Here's an indication that the avant-garde, for want of a more reliable term, can have a sense of humour as well as being exploratory and innovative. Nathan Walker's new book is a splendid tome, 600 poems, a poem per page, each centred in upper case type. Each poem has six lines and the whole text is generated from a random JavaScript code that is featured on Walker's website. I'm unsure of the programming details of such a project as the results are often intriguing and hilarious, certainly stimulating, and the idea that a computer-generated text can be re-formatted into book form - this substantial looking block probably weighs two or three pounds! - has an amusing ironical note as well as a serious aim.

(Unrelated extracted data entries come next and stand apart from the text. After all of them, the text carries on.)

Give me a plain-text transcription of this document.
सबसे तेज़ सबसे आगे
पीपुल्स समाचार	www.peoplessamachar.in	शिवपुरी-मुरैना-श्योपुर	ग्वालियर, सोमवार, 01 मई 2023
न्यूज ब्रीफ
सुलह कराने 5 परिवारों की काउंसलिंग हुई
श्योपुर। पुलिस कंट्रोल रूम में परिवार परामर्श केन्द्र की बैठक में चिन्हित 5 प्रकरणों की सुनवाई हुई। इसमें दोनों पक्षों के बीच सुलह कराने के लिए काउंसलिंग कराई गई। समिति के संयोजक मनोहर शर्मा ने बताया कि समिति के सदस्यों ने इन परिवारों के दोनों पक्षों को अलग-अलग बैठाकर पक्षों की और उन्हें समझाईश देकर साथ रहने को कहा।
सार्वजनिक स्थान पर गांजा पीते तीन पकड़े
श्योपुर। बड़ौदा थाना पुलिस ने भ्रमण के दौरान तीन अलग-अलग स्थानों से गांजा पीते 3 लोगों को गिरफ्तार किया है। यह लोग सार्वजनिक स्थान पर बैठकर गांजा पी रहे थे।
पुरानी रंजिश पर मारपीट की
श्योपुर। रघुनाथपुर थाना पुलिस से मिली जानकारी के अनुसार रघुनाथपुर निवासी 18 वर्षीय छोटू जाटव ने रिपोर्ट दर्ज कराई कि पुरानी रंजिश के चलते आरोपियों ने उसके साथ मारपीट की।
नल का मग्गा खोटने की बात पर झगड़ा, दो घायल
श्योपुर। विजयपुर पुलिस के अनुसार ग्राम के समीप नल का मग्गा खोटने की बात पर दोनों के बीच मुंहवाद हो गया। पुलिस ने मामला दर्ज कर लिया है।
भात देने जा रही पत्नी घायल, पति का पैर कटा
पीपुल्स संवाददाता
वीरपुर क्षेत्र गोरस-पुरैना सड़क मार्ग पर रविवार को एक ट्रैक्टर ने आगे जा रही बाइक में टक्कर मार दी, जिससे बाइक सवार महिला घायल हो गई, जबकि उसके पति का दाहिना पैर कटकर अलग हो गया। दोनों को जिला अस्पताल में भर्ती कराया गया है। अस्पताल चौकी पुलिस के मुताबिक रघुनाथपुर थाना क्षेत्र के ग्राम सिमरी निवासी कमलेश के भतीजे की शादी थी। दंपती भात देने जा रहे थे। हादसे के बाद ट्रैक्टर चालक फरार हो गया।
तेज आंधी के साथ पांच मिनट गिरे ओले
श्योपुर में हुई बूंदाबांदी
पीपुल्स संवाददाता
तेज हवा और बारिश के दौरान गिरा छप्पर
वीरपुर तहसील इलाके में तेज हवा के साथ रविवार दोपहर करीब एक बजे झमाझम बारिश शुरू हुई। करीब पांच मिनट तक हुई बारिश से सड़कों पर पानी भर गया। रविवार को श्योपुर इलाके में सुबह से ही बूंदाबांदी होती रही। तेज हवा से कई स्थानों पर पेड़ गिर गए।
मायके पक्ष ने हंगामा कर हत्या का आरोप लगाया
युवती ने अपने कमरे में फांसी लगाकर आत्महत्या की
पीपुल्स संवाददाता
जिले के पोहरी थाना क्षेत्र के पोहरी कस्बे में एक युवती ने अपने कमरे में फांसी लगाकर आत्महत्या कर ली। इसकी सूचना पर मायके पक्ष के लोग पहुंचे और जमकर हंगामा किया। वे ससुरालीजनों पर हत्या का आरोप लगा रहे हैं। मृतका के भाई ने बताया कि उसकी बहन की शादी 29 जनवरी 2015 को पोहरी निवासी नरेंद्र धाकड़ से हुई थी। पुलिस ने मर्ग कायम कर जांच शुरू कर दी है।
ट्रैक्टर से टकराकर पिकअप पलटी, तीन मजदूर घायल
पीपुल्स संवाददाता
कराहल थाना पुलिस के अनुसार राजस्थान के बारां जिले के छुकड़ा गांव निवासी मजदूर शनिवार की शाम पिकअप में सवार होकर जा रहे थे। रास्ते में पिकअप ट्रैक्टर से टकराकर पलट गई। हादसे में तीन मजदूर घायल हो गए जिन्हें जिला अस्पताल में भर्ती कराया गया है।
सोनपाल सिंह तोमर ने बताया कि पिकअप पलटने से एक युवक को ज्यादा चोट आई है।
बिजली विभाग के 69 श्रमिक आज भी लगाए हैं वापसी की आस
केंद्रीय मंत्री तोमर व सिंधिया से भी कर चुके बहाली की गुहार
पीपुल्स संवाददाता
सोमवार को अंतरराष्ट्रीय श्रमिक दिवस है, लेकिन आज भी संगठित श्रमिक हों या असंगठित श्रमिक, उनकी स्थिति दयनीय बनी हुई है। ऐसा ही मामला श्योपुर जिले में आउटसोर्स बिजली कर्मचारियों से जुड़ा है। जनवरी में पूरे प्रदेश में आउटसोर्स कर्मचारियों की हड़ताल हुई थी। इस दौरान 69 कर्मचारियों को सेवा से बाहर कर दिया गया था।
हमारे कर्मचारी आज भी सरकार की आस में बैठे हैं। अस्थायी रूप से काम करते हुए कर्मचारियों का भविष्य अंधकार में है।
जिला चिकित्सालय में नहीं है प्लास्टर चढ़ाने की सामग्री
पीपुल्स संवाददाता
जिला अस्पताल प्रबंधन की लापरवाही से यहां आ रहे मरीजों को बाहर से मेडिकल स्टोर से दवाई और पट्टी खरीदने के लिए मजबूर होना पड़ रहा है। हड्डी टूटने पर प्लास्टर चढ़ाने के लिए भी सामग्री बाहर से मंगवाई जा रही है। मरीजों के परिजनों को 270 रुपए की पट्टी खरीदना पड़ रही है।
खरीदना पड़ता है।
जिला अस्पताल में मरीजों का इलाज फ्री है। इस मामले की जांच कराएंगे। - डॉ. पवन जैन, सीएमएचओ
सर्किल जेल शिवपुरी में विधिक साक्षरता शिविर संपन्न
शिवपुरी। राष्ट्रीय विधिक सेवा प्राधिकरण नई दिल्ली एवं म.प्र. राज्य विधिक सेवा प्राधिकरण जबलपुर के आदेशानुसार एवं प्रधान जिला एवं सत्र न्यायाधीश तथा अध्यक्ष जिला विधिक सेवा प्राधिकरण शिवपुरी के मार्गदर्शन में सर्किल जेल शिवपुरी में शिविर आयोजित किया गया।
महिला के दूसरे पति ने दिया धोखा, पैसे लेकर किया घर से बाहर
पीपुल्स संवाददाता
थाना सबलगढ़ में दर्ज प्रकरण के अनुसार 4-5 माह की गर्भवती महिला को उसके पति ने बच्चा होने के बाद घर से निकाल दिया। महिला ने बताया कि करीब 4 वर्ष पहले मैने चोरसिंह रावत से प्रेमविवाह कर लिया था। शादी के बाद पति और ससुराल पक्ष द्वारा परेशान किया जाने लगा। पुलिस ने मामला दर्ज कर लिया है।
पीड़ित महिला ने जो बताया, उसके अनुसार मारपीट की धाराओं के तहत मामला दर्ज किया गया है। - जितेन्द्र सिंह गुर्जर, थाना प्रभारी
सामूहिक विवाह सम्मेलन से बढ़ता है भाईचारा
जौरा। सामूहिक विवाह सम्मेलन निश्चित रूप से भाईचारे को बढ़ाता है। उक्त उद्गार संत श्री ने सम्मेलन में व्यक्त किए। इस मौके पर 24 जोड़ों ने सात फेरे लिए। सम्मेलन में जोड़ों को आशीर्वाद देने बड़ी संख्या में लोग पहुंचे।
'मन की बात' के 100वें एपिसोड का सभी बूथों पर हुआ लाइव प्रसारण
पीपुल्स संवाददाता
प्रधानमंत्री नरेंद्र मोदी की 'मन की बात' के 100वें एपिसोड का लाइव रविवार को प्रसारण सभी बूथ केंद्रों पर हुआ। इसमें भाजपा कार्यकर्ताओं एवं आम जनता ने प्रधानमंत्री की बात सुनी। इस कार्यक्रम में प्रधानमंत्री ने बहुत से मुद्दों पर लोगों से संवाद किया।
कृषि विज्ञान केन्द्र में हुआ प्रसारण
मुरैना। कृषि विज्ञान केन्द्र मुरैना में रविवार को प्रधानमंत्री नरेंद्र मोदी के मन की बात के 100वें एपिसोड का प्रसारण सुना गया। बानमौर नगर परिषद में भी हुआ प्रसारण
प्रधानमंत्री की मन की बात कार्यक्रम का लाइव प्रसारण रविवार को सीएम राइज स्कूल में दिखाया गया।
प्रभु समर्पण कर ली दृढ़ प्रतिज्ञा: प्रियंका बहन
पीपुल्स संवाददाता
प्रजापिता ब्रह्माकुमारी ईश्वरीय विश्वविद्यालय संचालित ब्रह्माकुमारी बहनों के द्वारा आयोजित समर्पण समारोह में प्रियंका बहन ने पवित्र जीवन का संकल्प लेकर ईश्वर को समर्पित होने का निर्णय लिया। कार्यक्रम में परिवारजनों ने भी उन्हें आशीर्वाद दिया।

Here's an example of the texts, a page opened at random, which seems quite appropriate:

BAGS
AGAINST
BEARD TEAR
ONTO
OBSERVER

FLOWERS BY
STEP PLACE
AGAINST
BACK

In an introductory text on the aims of  if p then q projects, the editor points out that there are three, possibly related, ways of approaching these texts: first, on an immediate level - do you like the poem or not? - with no specialist knowledge of poetry or art necessary; secondly, that the interested reader may then be encouraged to 'dig deeper' and uncover the ideas behind the project but still with no necessary specialist knowledge; thirdly, the approach of a reader who does have a more sophisticated knowledge of art processes and context and will better understand the content and form. This level also allows for the possibility that the stimulated reader in the first two categories may be inclined to research and understand the ideas behind the writing at a deeper level.

This may all seem a little programmatic and indeed contains the potential for satire within its own specifications but it's a fair enough descriptive underlying the processes involved in this kind of material, essentially derived from the practices of conceptual art. What I particularly like about this book - apart from its splendid materiality and bulk - is the fact that there's a lightness to the whole project, a sense of fun about the processes involved and an understanding that while such processes can pose interesting questions about the nature of production, it can be taken and enjoyed on a more immediate level. There is also the sense of the (relative) permanence of the object, in book form, as opposed to the fleeting and kinetic nature of the texts on the website. There's a lot of scope here for thinking about changes in writing practices generated by the online world but the relation between innovation -technical and technological - and tradition, is perfectly encapsulated by this 'whacking great book', generated by a mixture of mathematical precision and chance methods.
The individual texts themselves can be read in a variety of ways - pretty inexhaustibly, I'd say - and have that feel of classic minimalism built into the process itself. Here are another two pages of text - once again I've opened the book at random:

GLASS BELOW
PIERCING DIG
BY GALLERY

TONGUE
ONTO
CLOTHES
ERASE
WITH
TOWN

There's the potential here for a relation between text on the page, text on the screen and text in performance, which feels wonderfully active and stimulating, not something you could say about all 'avant-garde' projects these days.